The conclusion that “signs of asphyxia at birth are associated with an increased risk of schizophrenia” that Dalman et al draw is subject to the following reservations. First, two possible sources of observer bias (copying of sections of case records by a non-blind observer, and a possible order effect in the assessment of records) have not been eliminated. Second, responsibility for blindness of key assessments has not been acknowledged by co-authorship of the workers involved. Third, the reliability with which asphyxia was detected in retrospectively scrutinised case notes that lacked Apgar ratings has not been established.

The paper by Thomas et al (2001, this issue) on the same data-set casts the conclusions of Dalman et al in doubt. Across a range of obstetric complications (including complications of delivery, eclampsia, and low birth weight) no differences between cases and controls were detected, whether in the group as a whole or (as the authors emphasise) in subgroups identified by gender or age of onset. Asphyxia (assessed as described in Dalman et al) stands out as the sole correlate of schizophrenia. Yet Table 2 of Thomas et al indicates that abnormalities of foetal heart rate (<100 or >160 b.p.m.), a quantifiable component of the Apgar score, did not distinguish cases from controls in any of the subgroups examined. In other words, the heart rate was unchanged in the cases the authors judged to be asphyxiated at birth.

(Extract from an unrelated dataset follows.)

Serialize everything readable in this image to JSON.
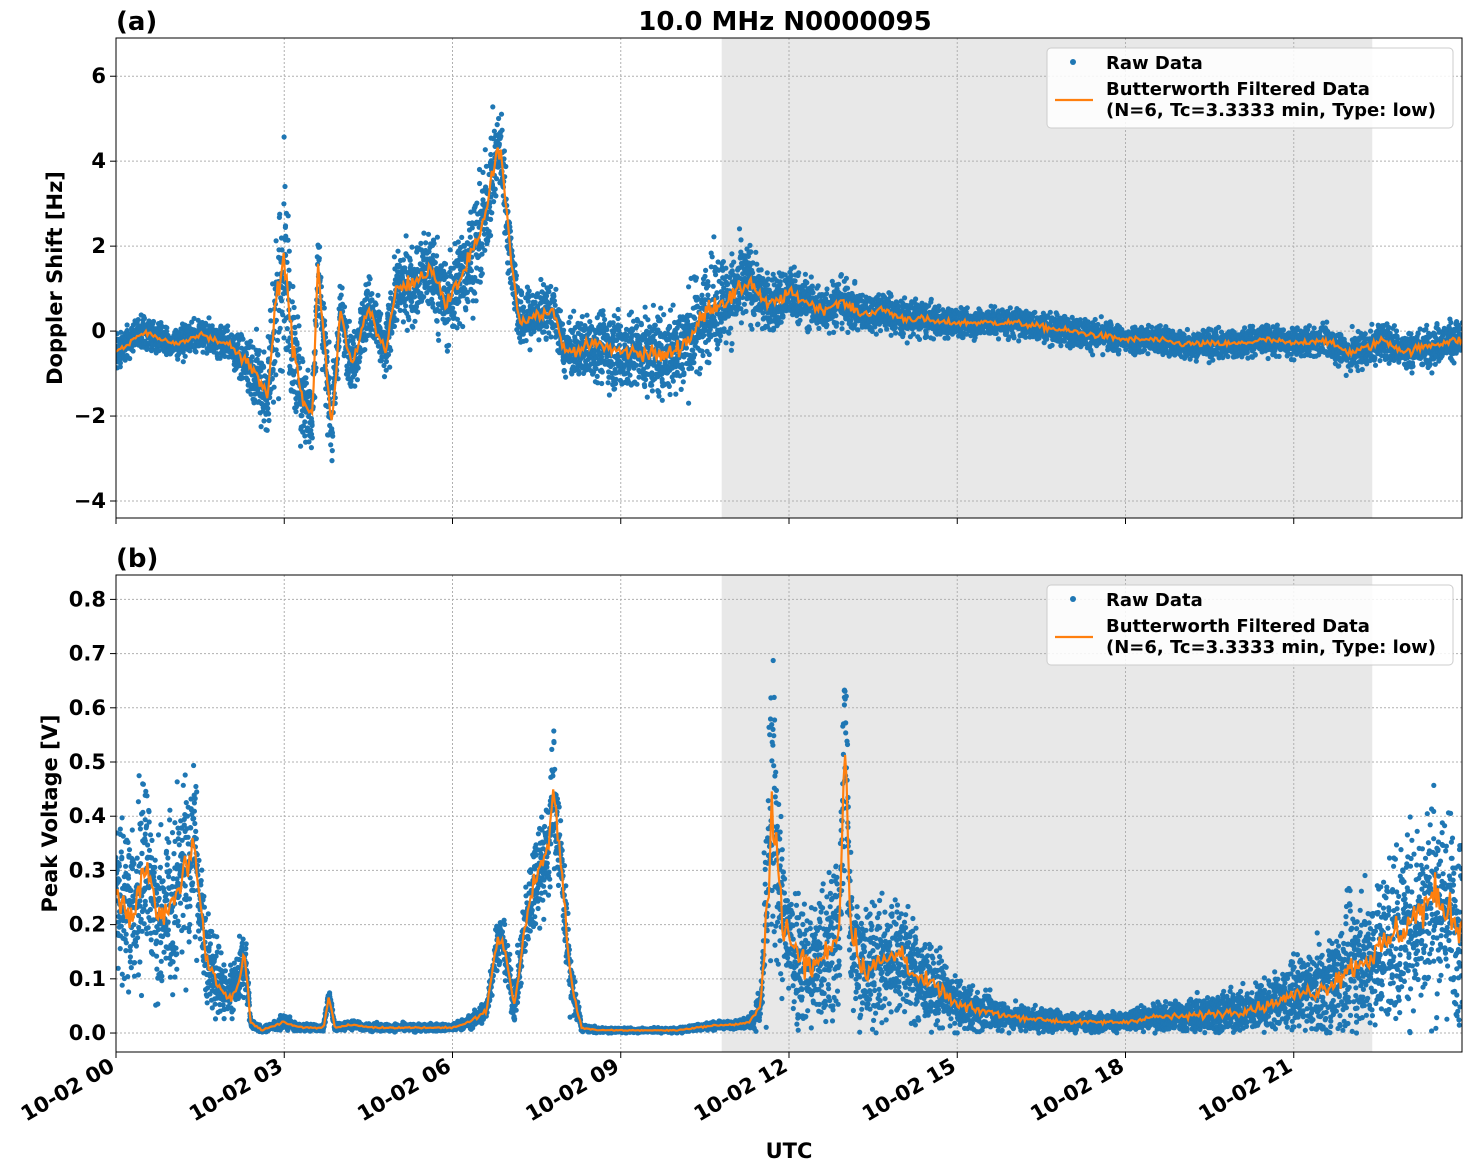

Two recent case—control studies cast doubt on the pathogenic influence of asphyxia that Dalman et al claim to have detected. Kendell et al (2000) found no evidence that an Apgar score of <7 distinguished the birth records of 156 cases of schizophrenia from 156 matched controls (nor did the Apgar score distinguish cases from controls in their study of 217 probands with affective psychoses; Bain et al, 2000). Byrne et al (2000) found that the assessments of ‘incubator/resuscitation/blue’ and ‘ asphyxiation’, both of which would appear to have qualified a case for the category of ‘asphyxia’ as defined by Dalman et al, did not distinguish 431 individuals with schizophrenia from 431 gender-matched controls. Both the studies of Kendell et al and of Byrne et al drew negative conclusions regarding the role of a range of labour and delivery complications in the aetiology of schizophrenia. The negative findings of Thomas et al add to this consensus, while the positive claims regarding asphyxia of Dalman et al stand in contrast to other recent studies and may be attributable to observer bias.